Continuamos con nuestro estudio del corazón de la Teología Reformada. Hoy quiero que prestemos atención al concepto de pacto. Uno de los nombres más frecuentes que oímos para definir a la Teología Reformada es el término «Teología del Pacto». Para ser sincero con ustedes, yo casi nunca uso ese término, no es que me oponga a él por alguna razón en particular, es solo que creo que puede ser un poco confuso, porque creo que todos los cristianos reconocen que el concepto de pacto es obviamente frontal y central en ambos Testamentos. De hecho, cuando hablamos del Antiguo Testamento y del Nuevo Testamento, nos referimos al Antiguo Pacto y el Nuevo Pacto, y todos estamos conscientes de la realidad del lenguaje del pacto que aparece disperso a lo largo de las Escrituras. Oímos hablar de un muchos de pactos en el Antiguo Testamento: el pacto que Dios hace con Noé, con la señal del arcoíris en el cielo; el pacto con Abraham, con la señal de la circuncisión; y el pacto en el Sinaí con Moisés. Y hemos oído de Jeremías hablando acerca de un nuevo pacto; y sabemos que, en el Aposento Alto, cuando nuestro Señor celebra la Pascua con sus discípulos la noche antes de Su ejecución, él instituye el Nuevo Pacto, y habla del Nuevo Pacto que es por su sangre, y así sucesivamente.

Y así tenemos este tema repetido sobre pactos en la Escritura. Y la razón por la que a menudo la Teología Reformada es llamada Teología de Pactos es porque esta ve la estructura o el formato del pacto en la Biblia como un elemento crucial en el que todo el plan de redención funciona, y se convierte en una especie de clave para comprender e interpretar el resto de las Escrituras.

Y debido a esto es que la Teología Reformada destaca este motivo central del pacto como el marco en el que se lleva a cabo la redención. Y de nuevo en las categorías teológicas y en términos de las confesiones históricas las iglesias reformadas tienen una tendencia a distinguir entre los tres pactos principales.

Es una designación general, pero quiero tomarme un tiempo para tratar estos temas. El primero se conoce como el pacto de redención, el segundo se conoce como el pacto de obras y el tercero se conoce como el pacto de gracia.

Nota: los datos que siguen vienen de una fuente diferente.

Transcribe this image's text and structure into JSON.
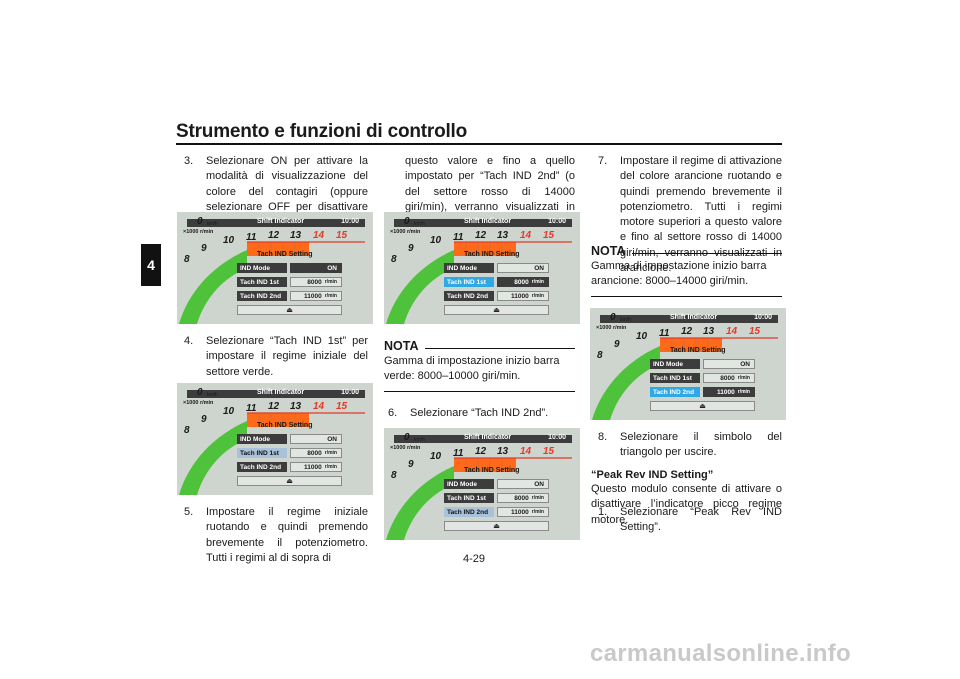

Y lo que quiero hacer hoy es dar una breve explicación de las características distintivas de estos tres pactos. Normalmente pensamos en un pacto como en un acuerdo entre dos o más partes. Tenemos pactos en nuestra propia cultura. De hecho, la forma de gobierno estadounidense se llama, históricamente, un contrato social o un pacto social que implica el consentimiento de los gobernados, que existe un acuerdo entre el gobierno y el pueblo, y que hay ciertas estipulaciones que definen esa relación que buscamos en la Constitución y la Declaración de Derechos.

Nosotros institucionalizamos y consagramos matrimonios sobre la base de pactos. Se hacen promesas y se acuerdan términos, y así sucesivamente. Del mismo modo está la realidad del pacto empresarial o de los contratos industriales, que se ven en las noticias todo el tiempo. Cuando la mano de obra y la gestión están elaborando un nuevo contrato, lo que están haciendo es un pacto, un acuerdo que impone obligaciones a ambas partes, y así sucesivamente.

Bueno, cuando nos fijamos en los pactos bíblicos, el primer pacto que delineamos no es un pacto que, directa e inmediatamente, involucra gente. El pacto de la redención es un concepto teológico que se refiere a la armonía y la unidad de propósito que ha estado en existencia toda la eternidad en términos de la relación mutua y el acuerdo de las tres Personas de la Trinidad.

En esto es que Dios el Padre, Dios el Hijo, y Dios el Espíritu Santo están todos de acuerdo desde toda la eternidad, en el hecho de llevar adelante la obra de la redención. Distinguimos entre las personas de la Divinidad en cuanto a las tareas específicas que son realizadas por ellos en la obra de redención.

Leemos en Juan 3:16 que «de tal manera amó Dios al mundo, que ha dado a su Hijo unigénito, para que todo aquel que en él cree, no se pierda, más tenga vida eterna». Ahora, el idioma de ese texto de Juan 3:16 es importante. Nosotros no decimos, ni el Nuevo Testamento dice, que Cristo amó tanto al mundo, que convenció al Padre para que perdone sus pecados. Es decir, el Padre envía a su Hijo a este mundo. El hijo no envía al Padre a este mundo.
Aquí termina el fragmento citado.